Personal information
- Full name: Brianna Maureen Westrup
- Date of birth: 22 February 1997 (age 28)
- Place of birth: Corona del Mar, California, U.S.
- Position: Defender

Team information
- Current team: Sunderland
- Number: 27

College career
- Years: Team / Apps / (Gls)
- 2015–2018: Virginia Cavaliers / 79 / (6)

Senior career*
- Years: Team / Apps / (Gls)
- 2019: B.93
- 2019–2020: Newcastle United
- 2020–2022: Rangers
- 2022–: Sunderland / 42 / (4)

International career^{‡}
- 2021–: Scotland / 2 / (0)

= Brianna Westrup =

Scottish footballer

Brianna Westrup (born 22 February 1997) is a footballer who plays as a defender for Sunderland in the Women's Super League 2 and the Scotland national team.

Known as a strong defensive player, Westrup has played in America, Denmark, England and Scotland.

==Club career==
Westrup was born in California and received a scholarship to play soccer for the University of Virginia. As a child, she played football, basketball and water polo, resuming playing basketball after signing for the University of Virginia. Westrup started playing basketball again to avoid injury whilst playing football. During her time with Corona del Mar's basketball team, she won the league title, with 14 points and six steals during the season. Westrup was first team all-league and the best defensive player in the league.

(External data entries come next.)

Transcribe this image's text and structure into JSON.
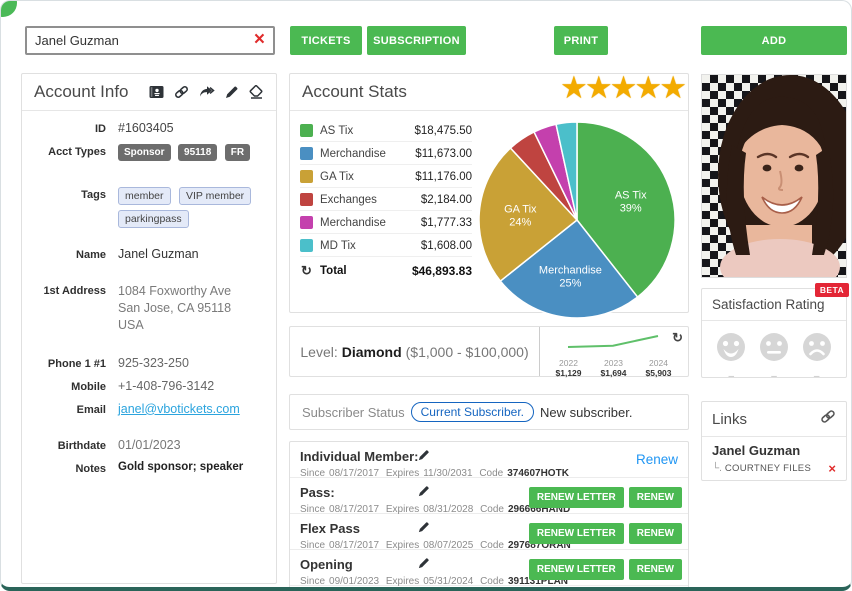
{
  "icons": {
    "star": "★",
    "refresh": "↻",
    "clear": "×",
    "delete": "×",
    "tree": "└."
  },
  "colors": {
    "accent_green": "#4bb952",
    "star_gold": "#f3ab00",
    "beta_red": "#e32636",
    "link_blue": "#2196f3",
    "email_blue": "#2ba4de",
    "pill_blue": "#1565c0",
    "spark_green": "#5fc06a"
  },
  "search": {
    "value": "Janel Guzman"
  },
  "toolbar": {
    "tickets": "TICKETS",
    "subscription": "SUBSCRIPTION",
    "print": "PRINT",
    "add": "ADD"
  },
  "account_info": {
    "title": "Account Info",
    "labels": {
      "id": "ID",
      "acct_types": "Acct Types",
      "tags": "Tags",
      "name": "Name",
      "address": "1st Address",
      "phone": "Phone 1 #1",
      "mobile": "Mobile",
      "email": "Email",
      "birthdate": "Birthdate",
      "notes": "Notes"
    },
    "id": "#1603405",
    "acct_types": [
      "Sponsor",
      "95118",
      "FR"
    ],
    "tags": [
      "member",
      "VIP member",
      "parkingpass"
    ],
    "name": "Janel Guzman",
    "address_lines": [
      "1084 Foxworthy Ave",
      "San Jose, CA 95118",
      "USA"
    ],
    "phone": "925-323-250",
    "mobile": "+1-408-796-3142",
    "email": "janel@vbotickets.com",
    "birthdate": "01/01/2023",
    "notes": "Gold sponsor; speaker"
  },
  "account_stats": {
    "title": "Account Stats",
    "stars": 5
  },
  "chart_data": [
    {
      "type": "pie",
      "title": "Account Stats",
      "labels": [
        "AS Tix",
        "Merchandise",
        "GA Tix",
        "Exchanges",
        "Merchandise",
        "MD Tix"
      ],
      "values": [
        18475.5,
        11673.0,
        11176.0,
        2184.0,
        1777.33,
        1608.0
      ],
      "display_values": [
        "$18,475.50",
        "$11,673.00",
        "$11,176.00",
        "$2,184.00",
        "$1,777.33",
        "$1,608.00"
      ],
      "percent_labels": [
        "39%",
        "25%",
        "24%",
        "",
        "",
        ""
      ],
      "colors": [
        "#4cb050",
        "#4a8fc2",
        "#c9a136",
        "#bf4440",
        "#c440ad",
        "#4bbfca"
      ],
      "total_label": "Total",
      "total": "$46,893.83",
      "legend_position": "left"
    },
    {
      "type": "line",
      "x": [
        "2022",
        "2023",
        "2024"
      ],
      "values": [
        1129,
        1694,
        5903
      ],
      "display_values": [
        "$1,129",
        "$1,694",
        "$5,903"
      ],
      "color": "#5fc06a"
    }
  ],
  "level": {
    "prefix": "Level:",
    "name": "Diamond",
    "range": "($1,000 - $100,000)"
  },
  "subscriber": {
    "label": "Subscriber Status",
    "badge": "Current Subscriber.",
    "note": "New subscriber."
  },
  "memberships": {
    "labels": {
      "since": "Since",
      "expires": "Expires",
      "code": "Code"
    },
    "buttons": {
      "renew_letter": "RENEW LETTER",
      "renew": "RENEW"
    },
    "rows": [
      {
        "name": "Individual Member:",
        "since": "08/17/2017",
        "expires": "11/30/2031",
        "code": "374607HOTK",
        "action": "Renew"
      },
      {
        "name": "Pass:",
        "since": "08/17/2017",
        "expires": "08/31/2028",
        "code": "296666HAND"
      },
      {
        "name": "Flex Pass",
        "since": "08/17/2017",
        "expires": "08/07/2025",
        "code": "297687ORAN"
      },
      {
        "name": "Opening",
        "since": "09/01/2023",
        "expires": "05/31/2024",
        "code": "391131PLAN"
      }
    ]
  },
  "satisfaction": {
    "title": "Satisfaction Rating",
    "beta": "BETA",
    "dash": "–"
  },
  "links": {
    "title": "Links",
    "primary": "Janel Guzman",
    "child": "COURTNEY FILES"
  }
}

She first moved to Europe to play for Danish club B.93 in 2019.

After a spell with English club Newcastle United, Westrup joined Scottish club Rangers in 2020. Westrup won the club's player of the year award in her first season there. During the 2023 season, she was named the club's captain.

==International career==
Westrup was eligible to play for Scotland because her mother was born there. She was first selected for the Scotland squad in June 2021, and she made her international debut that month in a 1–0 win against Northern Ireland.

==Style of play==
Westrup is described as "defensively very solid" and is known for her strength and physicality. She has been described as having "aspects of her game are similar to those of the incredibly gifted centre backs in Division 1 Féminine and the WSL".